Pitch: Add FilePath to the standard library

yes i’m familiar with that, i just don’t find it persuasive. it doesn’t make systems safer, it just nukes Swift’s utility as a scripting language and pushes people towards Bash and/or Python instead.

1 Like

Thread tl;dr — what’s the proposed mechanism for pulling FilePath into the stdlib? If it requires some explicit action by clients, then we could indeed try to take on the Codable format transition, though it would have to be well-documented. Clients that need to maintain compatibility will have to continue to encode/decode System.FilePath instead and convert to/from Swift.FilePath.

If it’s something more automatic, then changing the Codable implementation out from under clients is just too risky. I’ve postulated that clients could opt in to the new implementation with a property wrapper or macro, e.g.:

@FilePathCodableFormat(.v2) var path: FilePath

I’m not aware of any clear precedent for this though.

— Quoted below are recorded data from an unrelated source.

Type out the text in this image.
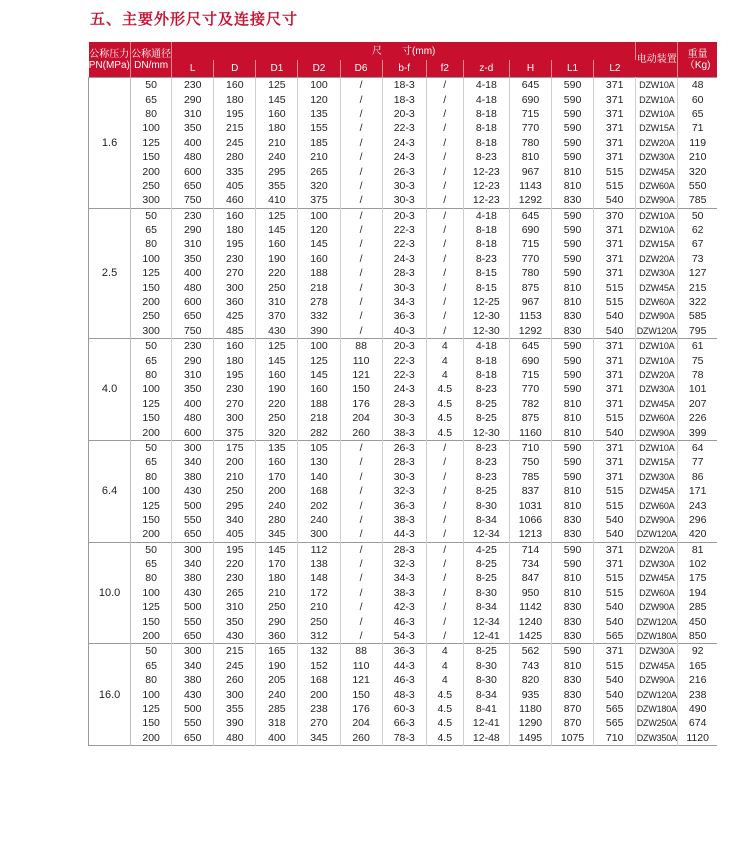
五、主要外形尺寸及连接尺寸
公称压力PN(MPa)	公称通径DN/mm	尺　　寸(mm)											电动装置	重量（Kg)
		L	D	D1	D2	D6	b-f	f2	z-d	H	L1	L2		
1.6	50	230	160	125	100	/	18-3	/	4-18	645	590	371	DZW10A	48
	65	290	180	145	120	/	18-3	/	4-18	690	590	371	DZW10A	60
	80	310	195	160	135	/	20-3	/	8-18	715	590	371	DZW10A	65
	100	350	215	180	155	/	22-3	/	8-18	770	590	371	DZW15A	71
	125	400	245	210	185	/	24-3	/	8-18	780	590	371	DZW20A	119
	150	480	280	240	210	/	24-3	/	8-23	810	590	371	DZW30A	210
	200	600	335	295	265	/	26-3	/	12-23	967	810	515	DZW45A	320
	250	650	405	355	320	/	30-3	/	12-23	1143	810	515	DZW60A	550
	300	750	460	410	375	/	30-3	/	12-23	1292	830	540	DZW90A	785
2.5	50	230	160	125	100	/	20-3	/	4-18	645	590	370	DZW10A	50
	65	290	180	145	120	/	22-3	/	8-18	690	590	371	DZW10A	62
	80	310	195	160	145	/	22-3	/	8-18	715	590	371	DZW15A	67
	100	350	230	190	160	/	24-3	/	8-23	770	590	371	DZW20A	73
	125	400	270	220	188	/	28-3	/	8-15	780	590	371	DZW30A	127
	150	480	300	250	218	/	30-3	/	8-15	875	810	515	DZW45A	215
	200	600	360	310	278	/	34-3	/	12-25	967	810	515	DZW60A	322
	250	650	425	370	332	/	36-3	/	12-30	1153	830	540	DZW90A	585
	300	750	485	430	390	/	40-3	/	12-30	1292	830	540	DZW120A	795
4.0	50	230	160	125	100	88	20-3	4	4-18	645	590	371	DZW10A	61
	65	290	180	145	125	110	22-3	4	8-18	690	590	371	DZW10A	75
	80	310	195	160	145	121	22-3	4	8-18	715	590	371	DZW20A	78
	100	350	230	190	160	150	24-3	4.5	8-23	770	590	371	DZW30A	101
	125	400	270	220	188	176	28-3	4.5	8-25	782	810	371	DZW45A	207
	150	480	300	250	218	204	30-3	4.5	8-25	875	810	515	DZW60A	226
	200	600	375	320	282	260	38-3	4.5	12-30	1160	810	540	DZW90A	399
6.4	50	300	175	135	105	/	26-3	/	8-23	710	590	371	DZW10A	64
	65	340	200	160	130	/	28-3	/	8-23	750	590	371	DZW15A	77
	80	380	210	170	140	/	30-3	/	8-23	785	590	371	DZW30A	86
	100	430	250	200	168	/	32-3	/	8-25	837	810	515	DZW45A	171
	125	500	295	240	202	/	36-3	/	8-30	1031	810	515	DZW60A	243
	150	550	340	280	240	/	38-3	/	8-34	1066	830	540	DZW90A	296
	200	650	405	345	300	/	44-3	/	12-34	1213	830	540	DZW120A	420
10.0	50	300	195	145	112	/	28-3	/	4-25	714	590	371	DZW20A	81
	65	340	220	170	138	/	32-3	/	8-25	734	590	371	DZW30A	102
	80	380	230	180	148	/	34-3	/	8-25	847	810	515	DZW45A	175
	100	430	265	210	172	/	38-3	/	8-30	950	810	515	DZW60A	194
	125	500	310	250	210	/	42-3	/	8-34	1142	830	540	DZW90A	285
	150	550	350	290	250	/	46-3	/	12-34	1240	830	540	DZW120A	450
	200	650	430	360	312	/	54-3	/	12-41	1425	830	565	DZW180A	850
16.0	50	300	215	165	132	88	36-3	4	8-25	562	590	371	DZW30A	92
	65	340	245	190	152	110	44-3	4	8-30	743	810	515	DZW45A	165
	80	380	260	205	168	121	46-3	4	8-30	820	830	540	DZW90A	216
	100	430	300	240	200	150	48-3	4.5	8-34	935	830	540	DZW120A	238
	125	500	355	285	238	176	60-3	4.5	8-41	1180	870	565	DZW180A	490
	150	550	390	318	270	204	66-3	4.5	12-41	1290	870	565	DZW250A	674
	200	650	480	400	345	260	78-3	4.5	12-48	1495	1075	710	DZW350A	1120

It is also feasible that a CommonCodable and/or JSONCodable, etc. conformance could use an alternative format, since clients must opt in to using one of the new encoders/decoders.

1 Like

FilePath.Root() as a no-argument initializer makes sense on Linux today, where there's exactly one root. It wouldn't be available on Windows as it's not meaningful there. On Darwin I'm not 100% sure, given the trend in XNU towards the resolution assertions discussed earlier. Note that we have some ergonomic affordances in FilePath.Root's ExpressibleByStringLiteral conformance (you can use "/"), so I'm (weakly) inclined to leave it out. But I'd appreciate more feedback on this point.

2 Likes

Arguably, the root directory of the boot volume (usually but not always "C:\") is the right string to use on Windows, but computing it is oddly complicated. I would mark rootPath as just unavailable on Windows.

1 Like

Is it though? What if your current drive is something else? This is particularly important as \ is a (drive) relative path. This shows up in say cmd:

> S:
> cd \
> cd
S:\

Because each drive has its root, and each drive has its own current directory, its confusing to have the idea of root. Why is the root not the root of the current drive?

If we agree there, what happens when we are not on a drive? Say my current location is \\?\Volumes{903d46fb-3995-440a-bdc7-b67604b9b03a}\ ... well, is that the root? Is the object manager the root?

I think that simply not having FilePath.Root is the right answer.

1 Like

You're agreeing with me. :grimacing: (We already had this debate privately!)

Edit: We may want to have a driveLetter: Character? property or similar on Windows for scenarios where you're decomposing the path. I don't know what you'd decompose \\?\... into, but I'm sure we could consult Microsoft's documentation for ideas/advice.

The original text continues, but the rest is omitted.